Step 2: Getting URL’s from an HTML page

Now that we have the HTML, it is time to extract other URL’s from that HTML. I chose to do this with some simple string parsing code. Many discussions are ongoing on the web about using regular expressions for parsing HTML. In my experience this might work, but including all the edge cases that may occur is very complicated. Here is my parsing code:

 private static string[] GetLinks(string html)
 {
     List<string> result = new List<string>();
     string document = html;
  
     while (document.Length > 0)
     {
         int startIndex = document.IndexOf("<a");
         if (startIndex < 0)
         {
             break;
         }
         int endIndex = document.IndexOf("</a>", startIndex);
  
         if (startIndex >= 0 && endIndex > 0)
         {
             string link = document.Substring(startIndex, endIndex + 4 - startIndex);
             result.Add(link);
  
             document = document.Substring(endIndex + 4);
         }
         else
         {
             document = string.Empty;
         }
     }
  
     return result.ToArray();
 }
   
 private static SelectableUri GetUriFromLink(string link)
 {
     int startIndex = link.IndexOf("href=") + 5;
     int endIndex = -1;
     if (link[startIndex] == '"')
     {
         startIndex++;
         endIndex = link.IndexOf('"', startIndex);
     }
     else
     {
         endIndex = link.IndexOf('>', startIndex + 5);
         if (endIndex > link.IndexOf(' ', startIndex + 5))
         {
             endIndex = link.IndexOf(' ', startIndex + 5);
         }
     }
     if (startIndex >= 0 && endIndex > 0)
     {
         string uri = link.Substring(startIndex, endIndex - startIndex);
         return new SelectableUri(uri, UriKind.RelativeOrAbsolute);
     }
     return null;
 }
  
 public ObservableCollection<SelectableUri> GetUrisFromHtml(string html)
 {
     ObservableCollection<SelectableUri> result = new ObservableCollection<SelectableUri>();
     string[] links = GetLinks(html);
     foreach (string link in links)
     {
         SelectableUri uri = GetUriFromLink(link);
         if (uri != null)
         {
             result.Add(uri);
         }
     }
     return result;
 }

As you can see, there is nothing special going on, just some simple string parsing. The last method, GetUrisFromHtml, does exactly that. It takes HTML code in the form of a string and returns an ObservableCollection<SelectableUri> (so you can databind to it).
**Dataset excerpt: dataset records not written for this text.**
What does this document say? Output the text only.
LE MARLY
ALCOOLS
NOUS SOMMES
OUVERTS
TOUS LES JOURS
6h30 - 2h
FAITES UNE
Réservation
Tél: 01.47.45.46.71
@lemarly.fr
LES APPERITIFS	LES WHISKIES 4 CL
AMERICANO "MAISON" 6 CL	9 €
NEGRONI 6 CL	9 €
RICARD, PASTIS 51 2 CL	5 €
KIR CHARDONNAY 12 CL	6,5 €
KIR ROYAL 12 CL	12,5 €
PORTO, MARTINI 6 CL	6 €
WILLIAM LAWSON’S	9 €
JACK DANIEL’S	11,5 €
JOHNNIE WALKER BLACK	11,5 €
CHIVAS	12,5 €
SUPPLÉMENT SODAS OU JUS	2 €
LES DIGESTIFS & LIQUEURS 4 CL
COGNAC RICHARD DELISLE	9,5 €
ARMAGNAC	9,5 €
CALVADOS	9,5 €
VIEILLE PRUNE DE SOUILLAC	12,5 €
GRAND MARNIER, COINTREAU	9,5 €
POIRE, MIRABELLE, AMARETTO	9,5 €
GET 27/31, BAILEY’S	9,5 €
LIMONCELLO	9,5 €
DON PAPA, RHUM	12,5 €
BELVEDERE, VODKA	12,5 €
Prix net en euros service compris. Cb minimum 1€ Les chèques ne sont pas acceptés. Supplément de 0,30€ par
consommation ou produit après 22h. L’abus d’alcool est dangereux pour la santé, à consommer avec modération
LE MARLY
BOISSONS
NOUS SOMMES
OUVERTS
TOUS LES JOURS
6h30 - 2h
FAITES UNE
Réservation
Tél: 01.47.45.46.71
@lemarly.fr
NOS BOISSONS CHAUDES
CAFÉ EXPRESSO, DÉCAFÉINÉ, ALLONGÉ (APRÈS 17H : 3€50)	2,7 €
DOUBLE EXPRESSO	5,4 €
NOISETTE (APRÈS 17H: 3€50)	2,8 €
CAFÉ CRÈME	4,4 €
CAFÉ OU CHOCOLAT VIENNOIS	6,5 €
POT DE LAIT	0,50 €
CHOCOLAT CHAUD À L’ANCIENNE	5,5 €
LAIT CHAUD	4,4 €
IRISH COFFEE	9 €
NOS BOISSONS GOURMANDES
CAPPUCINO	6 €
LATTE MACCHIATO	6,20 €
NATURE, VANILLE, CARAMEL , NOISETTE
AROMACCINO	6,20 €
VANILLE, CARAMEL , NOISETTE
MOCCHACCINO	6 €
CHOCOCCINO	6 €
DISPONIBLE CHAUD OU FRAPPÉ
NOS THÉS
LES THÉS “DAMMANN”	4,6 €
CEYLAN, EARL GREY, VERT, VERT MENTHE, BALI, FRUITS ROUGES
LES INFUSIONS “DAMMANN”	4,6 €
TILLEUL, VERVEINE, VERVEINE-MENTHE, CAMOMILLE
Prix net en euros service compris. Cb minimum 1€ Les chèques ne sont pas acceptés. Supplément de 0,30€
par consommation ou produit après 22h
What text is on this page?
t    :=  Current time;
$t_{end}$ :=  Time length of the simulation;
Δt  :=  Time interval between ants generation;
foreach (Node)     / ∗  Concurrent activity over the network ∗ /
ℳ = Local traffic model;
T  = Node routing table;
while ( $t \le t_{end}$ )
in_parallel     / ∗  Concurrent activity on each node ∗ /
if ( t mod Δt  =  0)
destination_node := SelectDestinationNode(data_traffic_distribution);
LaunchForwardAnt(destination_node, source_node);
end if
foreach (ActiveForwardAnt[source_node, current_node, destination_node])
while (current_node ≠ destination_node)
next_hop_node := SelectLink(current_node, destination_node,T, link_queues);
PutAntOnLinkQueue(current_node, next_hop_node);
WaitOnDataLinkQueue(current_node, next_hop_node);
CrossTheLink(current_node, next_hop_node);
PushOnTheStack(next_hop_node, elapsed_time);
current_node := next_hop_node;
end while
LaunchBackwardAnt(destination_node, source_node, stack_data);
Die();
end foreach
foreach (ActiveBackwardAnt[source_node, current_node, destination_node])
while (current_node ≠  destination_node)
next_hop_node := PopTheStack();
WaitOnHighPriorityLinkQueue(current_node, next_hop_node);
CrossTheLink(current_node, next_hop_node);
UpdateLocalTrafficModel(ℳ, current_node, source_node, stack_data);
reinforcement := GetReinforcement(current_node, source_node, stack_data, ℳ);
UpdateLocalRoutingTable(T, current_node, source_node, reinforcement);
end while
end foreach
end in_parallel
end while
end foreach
It does this by calling GetLinks, which takes HTML code and returns a string[] with links. These include the anchor tag. Next the Uri is extracted from each of these links by the GetUriFromLink method.

I choose to use this two step approach for two reasons. The first is abstraction. By not putting this into a single method, it keeps things cleaner and easier to read and understand. The second reason is that by abstracting it, I can also build methods that extract meta data about the Uri’s from the links in a later stage.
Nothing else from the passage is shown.